Date: 6/9/2021
Time: 15:00 (Taipei time), 16:00 (Tokyo time)
Venue: Zoom [Registration] is required
Speaker: Masaki Oshikawa (Institute for Solid State Physics, University of Tokyo)
Title: Resolving the Berezinskii-Kosterlitz-Thouless transition in the 2D XY model with tensor-network based level spectroscopy
Abstract:
The Berezinskii-Kosterlitz-Thouless (BKT) transition was historically the first example of topological phase transitions. Here we re-investigate the BKT transition in the 2D classical XY model, combining the Tensor Network Renormalization (TNR) and the Level Spectroscopy method based on the finite-size scaling of the Conformal Field Theory. By systematically analyzing the spectrum of the transfer matrix of the systems of various moderate sizes which can be accurately handled with a finite bond dimension, we determine the critical point removing the logarithmic corrections. This improves the accuracy by an order of magnitude over previous studies including those utilizing TNR. Our analysis also gives a visualization of the celebrated Kosterlitz Renormalization Group flow based on the numerical data.
Reference: Atsushi Ueda and M.O., arXiv:2105.11460
Date: 5/19/2021
Time: 20:00 (Taipei time), 08:00 (Toronto time)
Venue: Zoom [Registration] is required
Speaker: Juan Carrasquilla (Vector Institute for Artificial Intelligence)
Title: Variational Neural Annealing
Abstract:
Many important challenges in science and technology can be cast as optimization problems. When viewed in a statistical physics framework, these can be tackled by simulated annealing, where a gradual cooling procedure helps search for ground state solutions of a target Hamiltonian. While powerful, simulated annealing is known to have prohibitively slow sampling dynamics when the optimization landscape is rough or glassy. In this talk I will show that by generalizing the target distribution with a parameterized model, an analogous annealing framework based on the variational principle can be used to search for ground state solutions. Autoregressive models such as recurrent neural networks provide ideal parameterizations since they can be exactly sampled without slow dynamics even when the model encodes a rough landscape. We implement this procedure in the classical and quantum settings on several prototypical spin glass Hamiltonians, and find that it significantly outperforms traditional simulated annealing in the asymptotic limit, illustrating the potential power of this yet unexplored route to optimization.
Date: 4/28/2021
Time: 12:30 (Taipei time), 14:30 (Briesbane time)

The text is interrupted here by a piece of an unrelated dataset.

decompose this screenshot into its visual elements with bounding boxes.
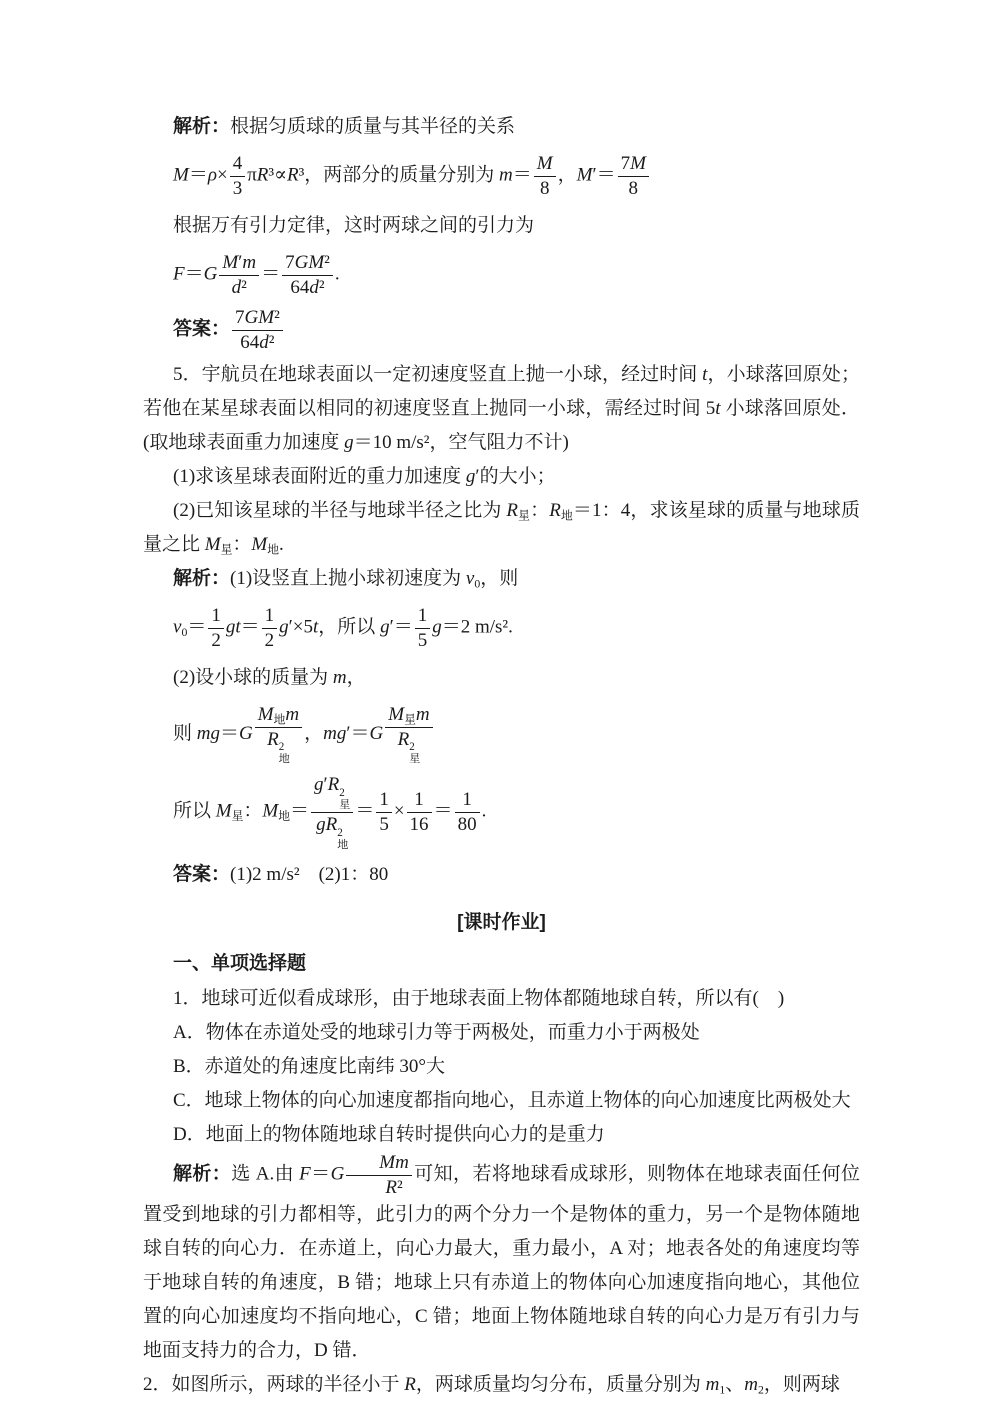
formula-gravitation-force: F＝G $\frac{M'm}{\text{d²}}$ ＝ $\frac{\text{7GM²}}{\text{64d²}}$ . (173, 251, 340, 298)
solution4-law-line: 根据万有引力定律，这时两球之间的引力为 (173, 214, 535, 236)
fraction: g′R 2 星 gR 2 地 (311, 774, 353, 850)
answer-5-line: 答案：(1)2 m/s² (2)1：80 (173, 863, 389, 885)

Venue: Zoom [Registration] is required
Speaker: Ian McCulloch (University of Queensland)
Title: Finite-entanglement scaling functions at quantum critical points
Abstract:
For translationally invariant infinite MPS, finite entanglement scaling has emerged as a powerful alternative that has many advantages over finite-size scaling for the calculation of critical phenomena. I will give an overview of the ideas behind finite entanglement scaling, and discuss in detail approaches using higher moments, leading to the infinite-size version of the 4th order (Binder) cumulant. By choosing appropriate cumulant ratios, critical points can be determined without the need to use the bond dimension as a scaling parameter, which is a major advantage over earlier approaches. The scheme also applies to quantities that are not normally regarded as local order parameters, such as time reversal and spatial inversion, which allows the quick and accurate determination of critical points separating symmetry-protected phases.